According to RaboResearch farm inputs and commodities analyst Paul Joules, global urea supplies are in a fragile state, with several key suppliers exporting lower volumes year-on-year, creating a "ripple effect" for volumes available to New Zealand fertiliser importers.
Urea is by far the most widely traded fertiliser in the world and, for New Zealand, represented more than a quarter (29%) of total fertiliser imports in 2024.
In the report ‘What tight urea supplies mean for global prices and New Zealand farmers’, RaboResearch says due to minimal volumes of urea produced domestically, New Zealand is particularly sensitive to global events.
Joules says that the urea market is expected to remain volatile due to complex supply chains and geopolitical influences, with prices elevated compared to historical averages.
“Ongoing supply issues in key exporting regions and the sensitive nature of natural gas markets – the predominant feedstock for urea production – suggest that urea prices will likely stay high,” he says.
Joules said given complex supply chains, urea prices tend to trade with considerable volatility.
“At present, prices are trading around the five-year average. However, if we were to compare current prices with the pre-Russia-Ukraine war five-year average price, they are 45% higher,” he adds.
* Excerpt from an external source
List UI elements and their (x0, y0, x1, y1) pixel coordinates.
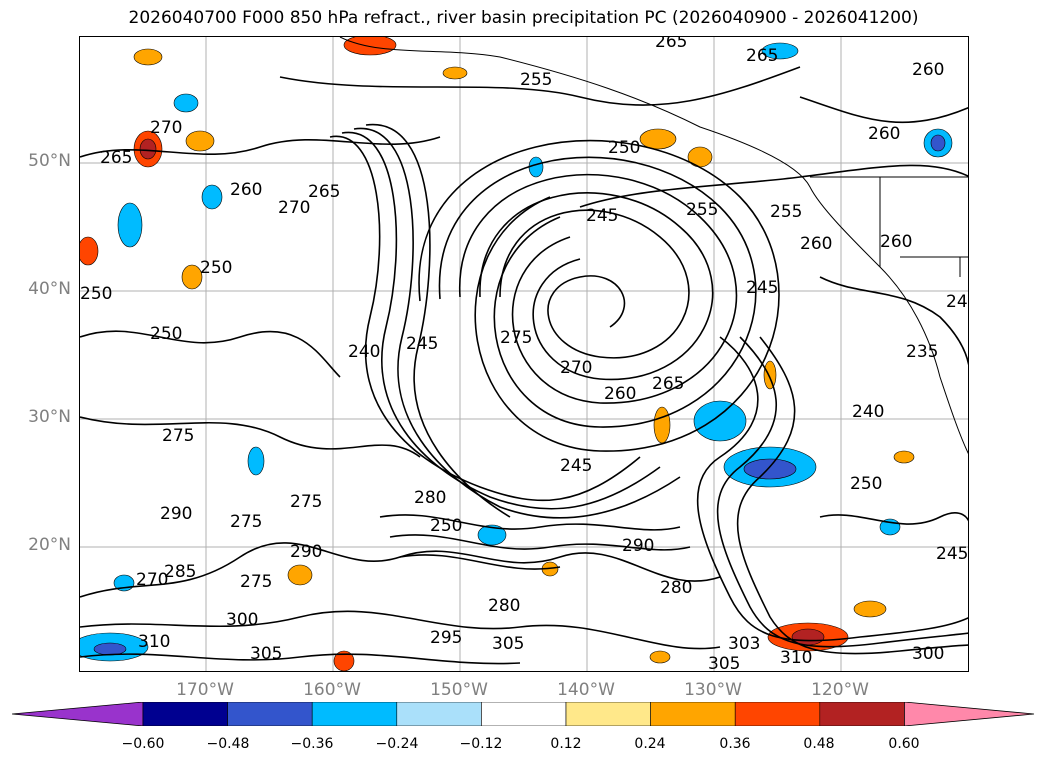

In addition to geopolitical issues impacting fertiliser prices and availability, natural gas is the other key influence within the market.
“The sensitivity of natural gas markets – to both weather and geopolitical events – adds to the volatility of urea prices,” he says.
The RaboResearch report said while most of the chief urea-producing regions and countries (Europe, Iran, Egypt and China) that are experiencing supply issues do not directly supply New Zealand, “they still account for global losses to the supply, which creates a ripple effect for available volumes for Kiwi importers”.
“The bank expects the strong outlook for the US dollar is likely to keep the NZD weak in 2025,” says Joules.
Jason Minkhorst, general manager customer at Ballance, says that despite recent upward trends in urea pricing within the domestic market and sustained pressure from the weak NZ dollar, Ballance is holding urea and SustaiN prices steady.
Nearly all fertiliser is imported and priced in USD, meaning the cost of securing these products has increased significantly, he says.
“However, Ballance is doing everything it can to absorb those pressures, allowing farmers to focus on growing feed while weather conditions are still suitable for growth and application,” says Minkhorst.